This is a small worker utility which I wrote to overcome technical limitations observed when hosting KoboldAI as an OnPremise service for an AI Chat App unsing Pygmalion-6B.
The Way KoboldAI is structured, it's not able to process more than one 'generate'-request at a time. There might be better / smarter ways to fix this, however I didn't want to spend a week or two to understand KoboldAI's ridiculous 11k lines aiserver.py + refactor it on my own.
This repo contains 3 files:
- rabbitmq.py: main script of my worker, containing a small class
- rabbitmq_test.py: small script to feed a queue, content should then be picked up and processed by the worker
- docker-compose.yml: Optional; docker-compose file to run RabbitMQ as a docker service.
The worker script connects to a RabbitMQ Message Broker and starts listening to a specified input queue.
Once messages are pushed to that queue, it will try to parse them and forward them to a specified
KoboldAI host by calling the /v1/generate
endpoint and providing the body specified in the input
message. Once KoboldAI returns, the result will be parsed and pushed into another queue, the result queue.
Once the result has been pushed, the worker will listen to the input queue again and repeats the described
procedure for each incoming message.
To run it, simply execute:
python rabbitmq.py -u {USER} -p {PASSWORD} -rh rabbitmq.host -rp 5672 -pl "pygmalion_requests" -pu "pygmalion_results" -kh http://koboldai.host:5000
For details on the individual parameters, please check the argparse section at the bottom. All Parameters are mandatory.

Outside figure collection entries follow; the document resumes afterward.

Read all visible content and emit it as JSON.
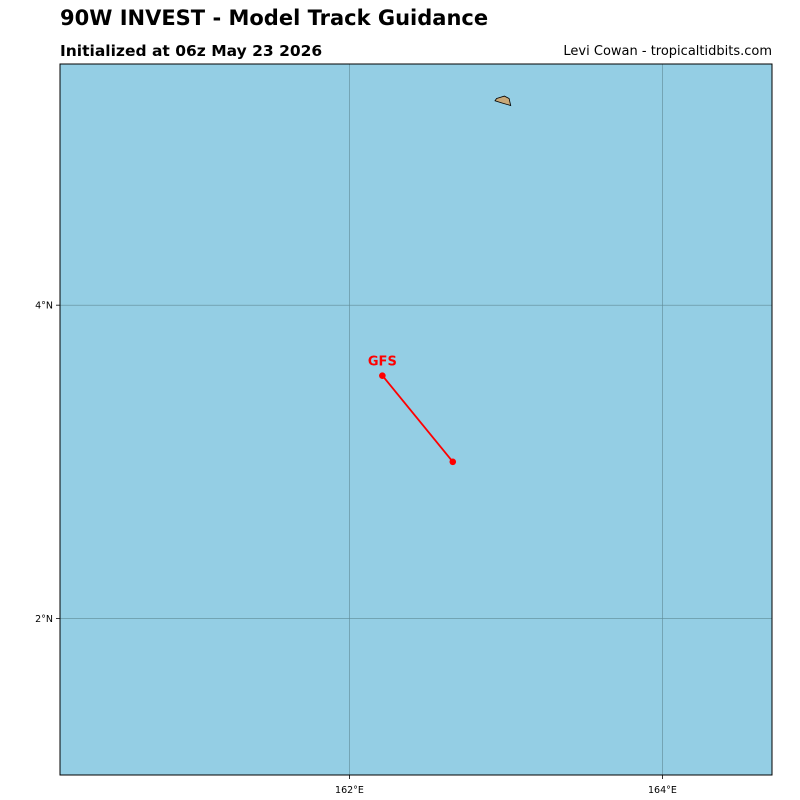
{
  "header": {
    "title": "90W INVEST - Model Track Guidance",
    "subtitle": "Initialized at 06z May 23 2026",
    "credit": "Levi Cowan - tropicaltidbits.com"
  },
  "map": {
    "ocean_color": "#94cee4",
    "land_color": "#c8a878",
    "gridline_color": "#5f8a96",
    "lon_range": [
      160.15,
      164.7
    ],
    "lat_range": [
      1.0,
      5.54
    ],
    "lon_gridlines": [
      {
        "value": 162,
        "label": "162°E"
      },
      {
        "value": 164,
        "label": "164°E"
      }
    ],
    "lat_gridlines": [
      {
        "value": 4,
        "label": "4°N"
      },
      {
        "value": 2,
        "label": "2°N"
      }
    ],
    "island": {
      "points": [
        [
          162.94,
          5.32
        ],
        [
          162.99,
          5.335
        ],
        [
          163.02,
          5.32
        ],
        [
          163.03,
          5.275
        ],
        [
          162.98,
          5.29
        ],
        [
          162.93,
          5.305
        ]
      ]
    }
  },
  "tracks": [
    {
      "name": "GFS",
      "color": "#ff0000",
      "points": [
        {
          "lon": 162.21,
          "lat": 3.55
        },
        {
          "lon": 162.66,
          "lat": 3.0
        }
      ]
    }
  ]
}
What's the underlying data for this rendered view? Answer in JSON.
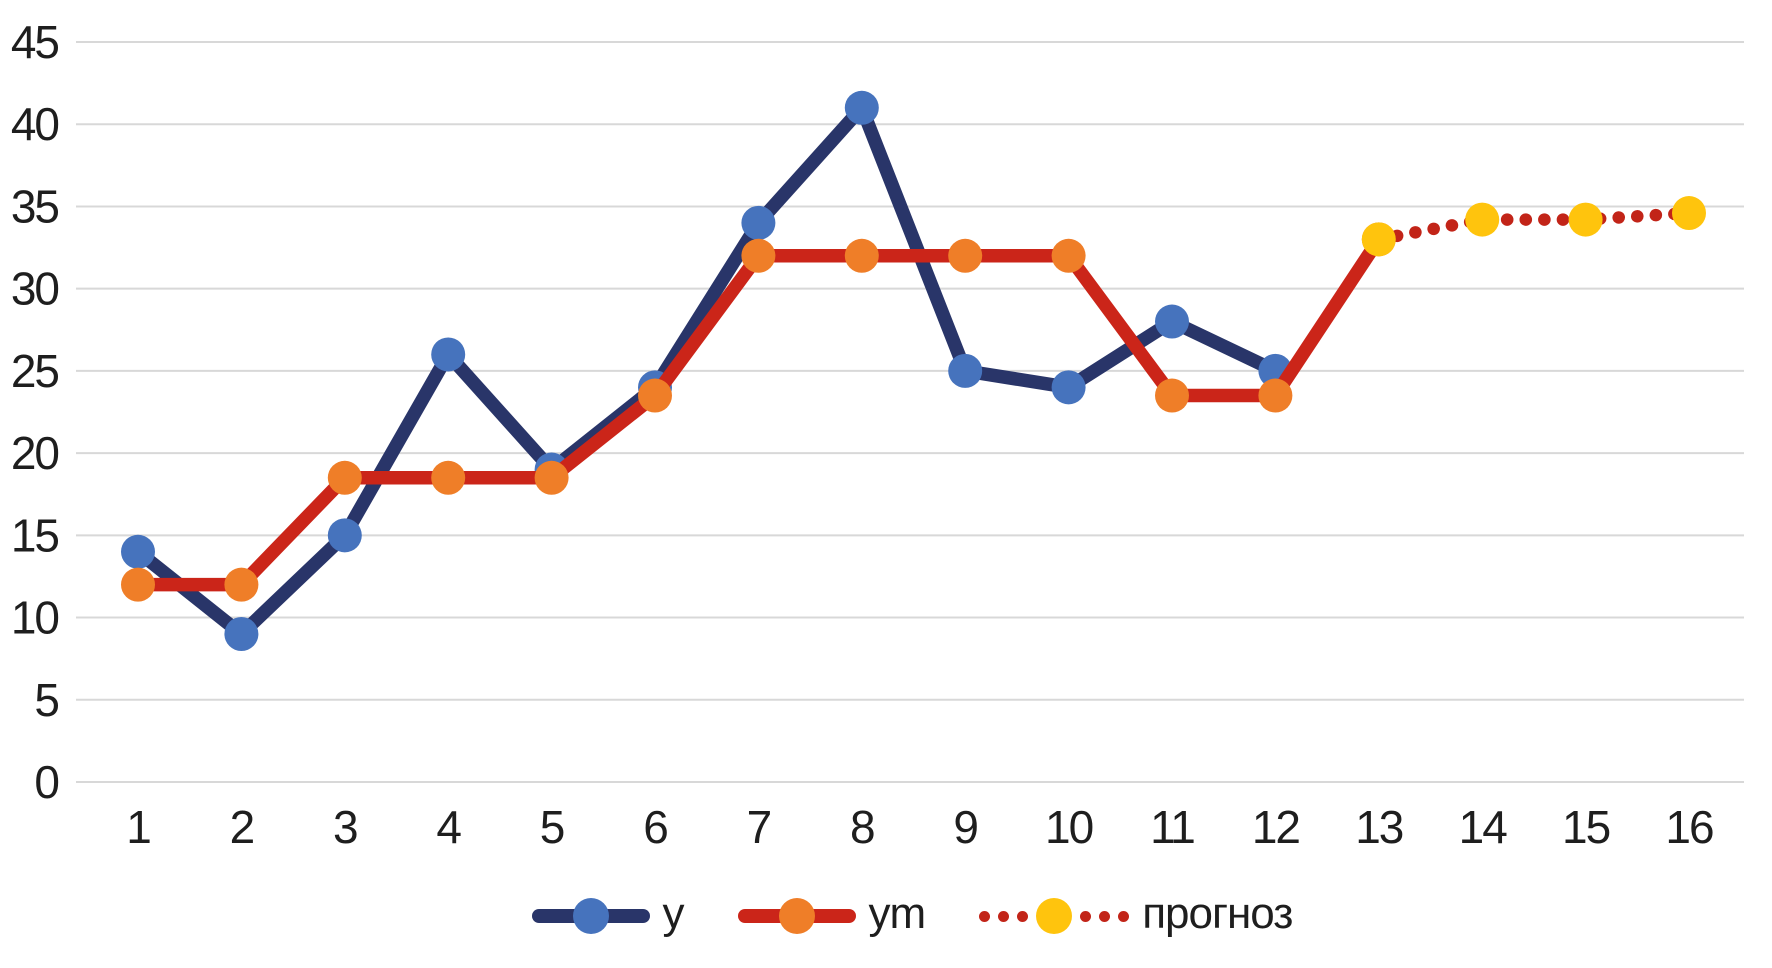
{
  "chart_data": {
    "type": "line",
    "title": "",
    "xlabel": "",
    "ylabel": "",
    "x_categories": [
      1,
      2,
      3,
      4,
      5,
      6,
      7,
      8,
      9,
      10,
      11,
      12,
      13,
      14,
      15,
      16
    ],
    "ylim": [
      0,
      45
    ],
    "y_ticks": [
      0,
      5,
      10,
      15,
      20,
      25,
      30,
      35,
      40,
      45
    ],
    "grid": "horizontal",
    "gridline_color": "#d8d8d8",
    "axis_label_color": "#1e1e1e",
    "background_color": "#ffffff",
    "legend_position": "bottom",
    "series": [
      {
        "name": "y",
        "x_start": 1,
        "values": [
          14,
          9,
          15,
          26,
          19,
          24,
          34,
          41,
          25,
          24,
          28,
          25
        ],
        "line_color": "#293569",
        "marker_color": "#4673bd",
        "line_style": "solid",
        "marker": "circle"
      },
      {
        "name": "ym",
        "x_start": 1,
        "values": [
          12,
          12,
          18.5,
          18.5,
          18.5,
          23.5,
          32,
          32,
          32,
          32,
          23.5,
          23.5,
          33
        ],
        "line_color": "#cb2519",
        "marker_color": "#ef7e28",
        "line_style": "solid",
        "marker": "circle"
      },
      {
        "name": "прогноз",
        "x_start": 13,
        "values": [
          33,
          34.2,
          34.2,
          34.6
        ],
        "line_color": "#c22418",
        "marker_color": "#ffc40d",
        "line_style": "dotted",
        "marker": "circle"
      }
    ]
  }
}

- KoboldAI Client by henk717: https://github.com/henk717/KoboldAI/
- Simple Setup Guide for Pygmalion / KoboldAI on your own Machine: https://rentry.org/pygmalion-local#running-pygmalion-on-the-cloud
- RabbitMQ Python Tutorial: https://www.rabbitmq.com/tutorials/tutorial-one-python.html
- Setting up nginx TCP upstream for RabbitMQ: https://medium.com/@giorgos.dyrrahitis/configuring-an-nginx-tcp-proxy-for-my-rabbitmq-cluster-under-10-minutes-a0731ec6bfaf
- Setting up AMQP over TLS: https://medium.com/dlt-labs-publication/how-to-set-up-an-ssl-tls-enabled-rabbitmq-server-3e4e47315e8b
Like KoboldAI, this repo is also licensed with a AGPL license. In short this means that it can be used by anyone for any purpose. However, if you decide to make a publicly available instance your users are entitled to a copy of the source code including all modifications that you have made (which needs to be available trough an interface such as a button on your website), you may also not distribute this project in a form that does not contain the source code (Such as compiling / encrypting the code and distributing this version without also distributing the source code that includes the changes that you made. You are allowed to distribute this in a closed form if you also provide a separate archive with the source code.).